PKI menyambut “demokrasi terpimpin” Soekarno dengan hangat dan anggapan bahwa
PKI mempunyai kekuasaan untuk persekutuan konsepsi, yaitu antara nasionalisme, agama dan
komunisme yang dinamakan NASAKOM. Di tahun 1962, perebutan Irian Barat secara militer
oleh Indonesia mendapat dukungan penuh dari kepemimpinan PKI, mereka juga mendukung
penekanan terhadap perlawanan penduduk adat. Era 'demokrasi terpimpin' merupakan kolaborasi
antara kepemimpinan PKI dan kaum borjuis nasional dalam menekan pergerakan-pergerakan
independen kaum buruh dan petani, dan gagal dalam memecahkan masalah-masalah politik dan
ekonomi yang mendesak. Pendapatan ekspor menurun, cadangan devisa menurun, inflasi terus
menaik dan korupsi birokrat dan militer terus berkembang.
Pada pelaksanaannya, demokrasi terpimpin mengalami berbagai bentuk penyimpangan.

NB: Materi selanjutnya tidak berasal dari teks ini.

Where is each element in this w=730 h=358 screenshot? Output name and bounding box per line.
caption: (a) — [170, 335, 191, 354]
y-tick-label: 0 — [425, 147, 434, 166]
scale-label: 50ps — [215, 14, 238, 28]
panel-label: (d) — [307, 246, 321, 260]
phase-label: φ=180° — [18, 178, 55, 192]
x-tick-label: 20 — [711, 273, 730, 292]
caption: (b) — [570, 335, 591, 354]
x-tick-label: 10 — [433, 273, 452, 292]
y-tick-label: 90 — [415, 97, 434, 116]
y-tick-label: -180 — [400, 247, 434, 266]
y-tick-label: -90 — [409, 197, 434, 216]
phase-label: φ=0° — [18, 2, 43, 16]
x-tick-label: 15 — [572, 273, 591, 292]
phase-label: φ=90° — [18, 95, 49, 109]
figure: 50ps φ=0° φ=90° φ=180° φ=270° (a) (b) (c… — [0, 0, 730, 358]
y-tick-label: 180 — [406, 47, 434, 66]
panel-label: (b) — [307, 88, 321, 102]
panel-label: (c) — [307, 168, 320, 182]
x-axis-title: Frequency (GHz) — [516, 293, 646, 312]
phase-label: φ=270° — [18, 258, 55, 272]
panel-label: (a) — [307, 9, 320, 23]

Penyimpangan tersebut diakibatkan oleh terpusatnya kekuatan politik hanya pada presiden. Era
tahun 1959-1966 merupakan era Soekarno, yaitu ketika kebijakan-kebijakan presiden sangat
mempengaruhi kondisi politik Indonesia.

B.    Saran
Penulis berharap makalah ini bukan hanya untuk menjadi bacaan, namun kajian yang
terkandung di dalamnya terutama yang sesuai dengan UUD 1945, dapat diterapkan dalam
kehidupan berbangsa dan bernegara. Walaupun bangsa ini telah merdeka, nyatanya masih banyak
rakyat yang tidak merasakan hasil dari kemerdekaan itu. Oleh karena itu, sebagai warga negara
yang baik kita perlu menanamkan sikap demokratis.

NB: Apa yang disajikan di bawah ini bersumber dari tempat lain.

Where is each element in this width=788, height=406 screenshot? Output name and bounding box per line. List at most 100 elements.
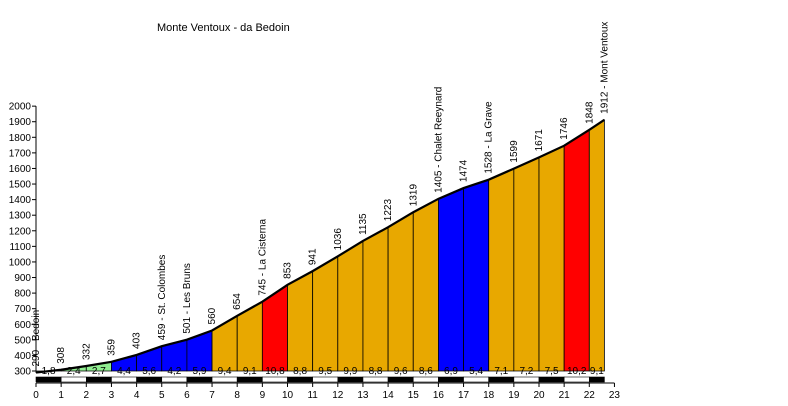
profile-segment [186,329,213,372]
x-tick-label: 7 [209,390,215,401]
x-tick-label: 1 [58,390,64,401]
profile-segment [261,284,288,372]
altitude-label: 1474 [459,159,470,182]
x-tick-label: 10 [282,390,294,401]
km-marker [211,376,238,383]
y-tick-label: 1200 [9,226,32,237]
gradient-label: 9,4 [218,366,232,377]
gradient-label: 4,2 [167,366,181,377]
altitude-label: 1223 [383,199,394,222]
x-tick-label: 17 [458,390,470,401]
x-tick-label: 2 [84,390,90,401]
km-marker [488,376,515,383]
y-tick-label: 500 [14,335,31,346]
gradient-label: 2,7 [92,366,106,377]
gradient-label: 4,4 [117,366,131,377]
km-marker [463,376,489,383]
altitude-label: 1528 - La Grave [484,101,495,174]
y-axis: 300 400 500 600 700 800 900 1000 1100 1200 1300 140… [9,102,37,378]
profile-segment [287,270,314,372]
gradient-label: 10,2 [567,366,587,377]
altitude-label: 1135 [358,213,369,235]
gradient-label: 7,1 [494,366,508,377]
profile-line [35,118,605,374]
altitude-label: 1405 - Chalet Reeynard [433,87,444,193]
km-marker [236,376,263,383]
x-axis: 0 1 2 3 4 5 6 7 8 9 10 11 12 13 14 15 16 17 18 19 20 21 22 23 [33,382,620,401]
y-tick-label: 1900 [9,117,32,128]
x-tick-label: 0 [33,390,39,401]
km-marker [136,376,163,383]
profile-segment [387,211,414,372]
y-tick-label: 1400 [9,195,32,206]
y-tick-label: 2000 [9,102,32,113]
altitude-label: 654 [232,293,243,310]
profile-segment [362,226,389,372]
gradient-label: 5,9 [193,366,207,377]
y-tick-label: 1700 [9,148,32,159]
y-tick-label: 300 [14,367,31,378]
altitude-label: 1848 [584,101,595,124]
profile-segment [563,129,590,372]
km-marker [337,376,364,383]
altitude-label: 332 [81,343,92,360]
profile-segment [588,119,605,372]
gradient-label: 9,6 [394,366,408,377]
altitude-label: 403 [132,332,143,349]
gradient-label: 10,8 [265,366,285,377]
km-marker [513,376,540,383]
y-tick-label: 1800 [9,133,32,144]
x-tick-label: 12 [332,390,344,401]
altitude-label: 308 [56,347,67,364]
gradient-label: 2,4 [67,366,81,377]
altitude-label: 560 [207,307,218,324]
altitude-label: 1746 [559,117,570,140]
altitude-label: 459 - St. Colombes [157,255,168,341]
km-marker [438,376,464,383]
y-tick-label: 1000 [9,257,32,268]
km-marker [35,376,62,383]
y-tick-label: 1300 [9,211,32,222]
km-marker [186,376,213,383]
gradient-label: 1,8 [42,366,56,377]
gradient-label: 5,4 [469,366,483,377]
x-tick-label: 21 [559,390,571,401]
gradient-label: 8,8 [369,366,383,377]
profile-segment [538,145,565,372]
gradient-label: 9,1 [590,366,604,377]
altitude-label: 1599 [509,140,520,163]
y-tick-label: 400 [14,351,31,362]
x-tick-label: 6 [184,390,190,401]
km-marker [362,376,389,383]
km-marker [538,376,565,383]
y-tick-label: 900 [14,273,31,284]
km-marker [287,376,313,383]
km-marker [387,376,414,383]
x-tick-label: 8 [234,390,240,401]
x-tick-label: 5 [159,390,165,401]
profile-segment [312,255,339,372]
gradient-label: 6,9 [444,366,458,377]
profile-segment [437,187,464,372]
profile-segment [412,198,439,372]
altitude-label: 1319 [408,184,419,207]
x-tick-label: 19 [508,390,520,401]
km-marker [563,376,590,383]
profile-outline [35,118,605,374]
altitude-label: 501 - Les Bruns [182,263,193,334]
km-marker [262,376,288,383]
profile-segment [488,168,515,372]
km-marker [161,376,188,383]
altitude-label: 941 [308,248,319,265]
y-tick-label: 600 [14,320,31,331]
chart-title: Monte Ventoux - da Bedoin [157,22,290,34]
x-tick-label: 9 [260,390,266,401]
km-marker-strip [35,376,605,383]
y-tick-label: 700 [14,304,31,315]
x-tick-label: 14 [383,390,395,401]
x-tick-label: 15 [408,390,420,401]
profile-segment [513,156,540,372]
x-tick-label: 11 [307,390,318,401]
x-tick-label: 18 [483,390,495,401]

Meskipun pemerintah memiliki kebijakan dan kekuasaan yang lebih tinggi, kita patut
untuk berpartisipasi di dalamnya. Misalnya, menaati norma dan aturan yang berlaku serta
berpartisipasi dalam bidang politik melalui pemilihan umum dan keikutsertaan dalam partai
politik. Kekuasaan dan kebijakan pemerintah pun tidak boleh terlalu membebani masyarakat
Indonesia. Pemegang kekuasaan harus bersikap adil. Dengan begitu, keseimbangan partisipasi
dari pemegang kekuasaan dan masyarakat akan menjadi lebih baik. Indonesia akan menjadi
negara yang adil, makmur dan sejahtera.